UAF geophysicist Brinkerhoff develops model that yields insights into glaciers' retreats, advances

CAPTION Martin Truffer drills holes for explosives in the surface of Taku Glacier. The explosions produce seismic waves that bounce off the sediment below the glacier, providing information about its thickness and character. CREDIT Photo courtesy of Douglas Brinkerhoff
CAPTION Martin Truffer drills holes for explosives in the surface of Taku Glacier. The explosions produce seismic waves that bounce off the sediment below the glacier, providing information about its thickness and character. CREDIT Photo courtesy of Douglas Brinkerhoff

Model shows cyclic nature of tidewater glaciers

A University of Alaska Fairbanks study looking at the physics of tidewater glaciers has yielded new insights into what drives their retreat-and-advance cycles and the role that climate plays in these cycles.

Lead author and UAF geophysics doctoral student Douglas Brinkerhoff said the study in Nature Communications reveals that shifting sediments drive the cycles among tidewater glaciers in temperate climates such as southern Alaska.

The study also reveals that these glaciers don't need periods of warming within the temperate climates to trigger the glacier's retreat, as previously thought.

"Tidewater glaciers can advance further into the ocean by riding on top of a pile of their own sediment, but this can get them into trouble," said Brinkerhoff. "Eventually the glacier snout slows down, but it continues to push that sediment pile further out to sea, essentially pulling the rug out from under itself. When the glacier floats, there's no resistance at its base holding it back and the whole floating part tends to disintegrate."

The findings stem from a mathematical model that Brinkerhoff developed to better understand the periodic retreats and advances of glaciers that flow into the ocean. One-third of Alaska's approximately 60 tidewater glaciers are advancing as part of this cycle, despite the otherwise widespread glacier loss. The advances usually last several centuries, while the retreats take only decades.

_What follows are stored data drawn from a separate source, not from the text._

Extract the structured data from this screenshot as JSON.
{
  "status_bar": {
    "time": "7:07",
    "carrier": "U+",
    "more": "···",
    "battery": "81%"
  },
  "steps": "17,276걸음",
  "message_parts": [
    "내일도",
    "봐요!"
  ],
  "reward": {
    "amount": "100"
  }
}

Co-author Martin Truffer, a glaciologist with UAF's Geophysical Institute, said that glaciologist Austin Post first noted the tidewater glacier cycles in the 1970s. He saw that sediment piles developed in the ocean in front of advancing glaciers. These piles allowed the glaciers to extend their advance, followed by often catastrophic collapse and retreat.

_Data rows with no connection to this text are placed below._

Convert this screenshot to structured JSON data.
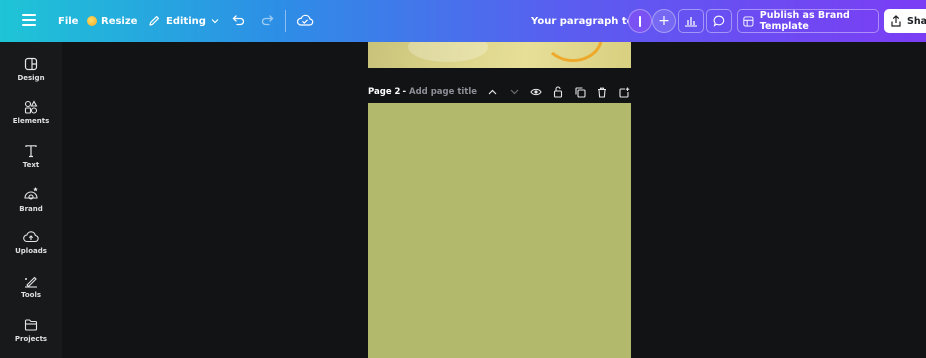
{
  "topbar": {
    "file_label": "File",
    "resize_label": "Resize",
    "editing_label": "Editing",
    "text_preview": "Your paragraph text",
    "publish_label": "Publish as Brand Template",
    "share_label": "Sha",
    "gradient_colors": [
      "#1ec5d6",
      "#2d8ee6",
      "#5b5cf0",
      "#7b3df4"
    ]
  },
  "sidebar": {
    "items": [
      {
        "label": "Design",
        "icon": "design-icon"
      },
      {
        "label": "Elements",
        "icon": "elements-icon"
      },
      {
        "label": "Text",
        "icon": "text-icon"
      },
      {
        "label": "Brand",
        "icon": "brand-icon"
      },
      {
        "label": "Uploads",
        "icon": "uploads-icon"
      },
      {
        "label": "Tools",
        "icon": "tools-icon"
      },
      {
        "label": "Projects",
        "icon": "projects-icon"
      }
    ]
  },
  "canvas": {
    "page2_label": "Page 2",
    "page2_separator": "-",
    "page2_title_placeholder": "Add page title",
    "page2_color": "#b3b96c",
    "page_icons": [
      "chevron-up-icon",
      "chevron-down-icon",
      "eye-icon",
      "lock-icon",
      "duplicate-icon",
      "trash-icon",
      "add-page-icon"
    ]
  }
}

"While the work of Austin Post and others clearly showed that the erosion, evacuation and deposition of glacial sediments play an important role, the work reported here managed, for the first time, to capture all the relevant processes in one single model," said Truffer.

Brinkerhoff said that many scientists believed that warming periods within the temperate climate triggered the extended glacier to collapse. They thought that the extended part of the glacier was vulnerable to slight periods of warming because it was flatter and at sea level.

But the model shows that the extended portion of the glacier would collapse even without these warming periods because the glacier erodes the pile supporting it.

Co-author Andy Aschwanden, a modeler with UAF's Geophysical Institute, said that tidewater glaciers in climates colder than Alaska, such as southeastern Greenland or the northern Antarctic Peninsula, generally do not exhibit a cycle yet.

"The model suggests if temperatures keep rising some of the tidewater glaciers in colder areas may start to advance, even though that seems counterintuitive," Aschwanden said.

To develop and test the model, Brinkerhoff used observations from glaciers such as Prince William Sound's Columbia Glacier, which started retreating in 1985. He said they also looked at advancing tidewater glaciers such as Hubbard Glacier, which has a submarine pile in front of it, and Taku Glacier near Juneau, the terminus of which now rests on an exposed pile of sediment.